Satire is, in part, the art of tone, and tone is notoriously difficult to convey in any medium, much less the written word. Expressed in song, however, satire benefits from the shadings of voice, melody and chord phrasings. On her song “Denial Is a River” (2024), the 26-year-old rapper Doechii literalizes satire’s double-voicedness by bifurcating her own, rapping in her normal voice and speaking back to herself — exhorting, cajoling, correcting — as a pitched-up sonic superego. On the surface, the song sounds playful and comic; Doechii raps with swagger about her newfound success, even as her other voice won’t let her brush away her past traumas. The song became her first Billboard-charting hit, a feat she commemorated in a post this past January on the social network X: “My first solo entry is a satire about one of the lowest points in my life and has no hook,” she wrote.

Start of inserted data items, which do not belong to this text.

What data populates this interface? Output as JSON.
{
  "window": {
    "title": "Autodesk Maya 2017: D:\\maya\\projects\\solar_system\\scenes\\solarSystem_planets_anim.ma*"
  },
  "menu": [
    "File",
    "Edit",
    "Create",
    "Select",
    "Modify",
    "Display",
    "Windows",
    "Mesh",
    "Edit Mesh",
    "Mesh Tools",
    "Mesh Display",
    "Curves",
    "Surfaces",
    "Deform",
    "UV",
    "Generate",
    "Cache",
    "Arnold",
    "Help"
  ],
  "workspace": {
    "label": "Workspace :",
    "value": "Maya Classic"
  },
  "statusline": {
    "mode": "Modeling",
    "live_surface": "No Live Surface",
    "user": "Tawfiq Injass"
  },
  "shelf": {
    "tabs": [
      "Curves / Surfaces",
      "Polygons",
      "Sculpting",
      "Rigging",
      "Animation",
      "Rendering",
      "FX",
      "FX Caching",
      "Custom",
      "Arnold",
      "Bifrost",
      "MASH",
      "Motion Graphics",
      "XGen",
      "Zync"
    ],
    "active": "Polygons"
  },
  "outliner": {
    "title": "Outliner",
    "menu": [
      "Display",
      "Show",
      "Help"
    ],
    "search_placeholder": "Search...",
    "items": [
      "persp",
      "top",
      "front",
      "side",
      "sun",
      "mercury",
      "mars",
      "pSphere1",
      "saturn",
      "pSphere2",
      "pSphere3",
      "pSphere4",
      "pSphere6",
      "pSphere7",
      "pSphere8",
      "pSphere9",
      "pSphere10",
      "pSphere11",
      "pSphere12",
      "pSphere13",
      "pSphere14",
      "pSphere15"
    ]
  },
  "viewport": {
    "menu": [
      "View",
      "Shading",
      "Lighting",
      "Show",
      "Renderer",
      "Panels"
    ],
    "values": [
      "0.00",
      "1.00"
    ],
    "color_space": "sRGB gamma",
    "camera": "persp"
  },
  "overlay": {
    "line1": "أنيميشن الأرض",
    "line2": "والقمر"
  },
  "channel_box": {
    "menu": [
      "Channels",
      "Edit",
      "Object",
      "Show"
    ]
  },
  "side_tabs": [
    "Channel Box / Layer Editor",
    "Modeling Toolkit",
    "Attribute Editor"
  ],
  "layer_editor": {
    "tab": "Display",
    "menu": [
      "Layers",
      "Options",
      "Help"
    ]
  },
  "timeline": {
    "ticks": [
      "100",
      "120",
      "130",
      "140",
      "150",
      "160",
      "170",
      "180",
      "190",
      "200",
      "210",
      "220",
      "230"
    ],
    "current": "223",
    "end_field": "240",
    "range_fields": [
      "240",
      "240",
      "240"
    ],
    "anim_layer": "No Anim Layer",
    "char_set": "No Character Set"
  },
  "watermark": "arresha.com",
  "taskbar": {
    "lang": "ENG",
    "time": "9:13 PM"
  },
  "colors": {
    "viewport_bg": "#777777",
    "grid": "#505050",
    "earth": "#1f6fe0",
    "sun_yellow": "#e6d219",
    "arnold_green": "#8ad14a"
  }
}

“As an artist, I feel the vulnerability of being in this moment,” says the playwright Nottage. “The question becomes, ‘How far can you push the boundaries?’” One thinks of Richard Pryor’s 1976 album “Bicentennial Nigger,” which concludes with the searing title track, recorded live at the Comedy Store in Hollywood. His voice closely miked, he plays both to the intimate crowd at the club and to the wider audience that would hear the album at home. “A lot of people think I’m trying to offend whites and be nasty to them, but I’m not,” Pryor told The Los Angeles Times that year. “I’m looking for truth and trying to be funny at the same time.”
“You all know how Black humor started. It started in slave ships,” Pryor says, beginning a 15-second distillation of 400 years of Black comedy. “Cat was on his way over here rowing. Then dude said, ‘What you laughing about, man?’ He say, ‘Yesterday I was a king.’” It’s a potent punch line, though not a laugh line. In Pryor’s typical manner, he conjures a character from this tragic conceit: a 200-year-old Black minstrel performer with “stars and stripes on his forehead.” In the two-minute monologue that follows, recited while a military band plays “The Battle Hymn of the Republic,” Pryor’s character recounts Black America’s journey from the Middle Passage to the present day. “I’m just so happy. I don’t know what to do,” he exclaims. “I don’t know what to do if I don’t get 200 more years of this. Lord have mercy. Yessiree,” he says, punctuating each line with a grotesque guffaw. You can hear the audience laughing too — nervously, a laughter of incomplete release. Pryor’s character is relentless, his testimony careening toward conclusion as the song resolves. “I don’t know where my own mama is now,” he says. “She up yonder in that big white folks house in the sky. Y’all probably done forgot about it.” A pause for breath, and then in the last words of the album, Pryor rips off the satirical mask and speaks in his own solemn voice: “But I ain’t never gon’ forget it.”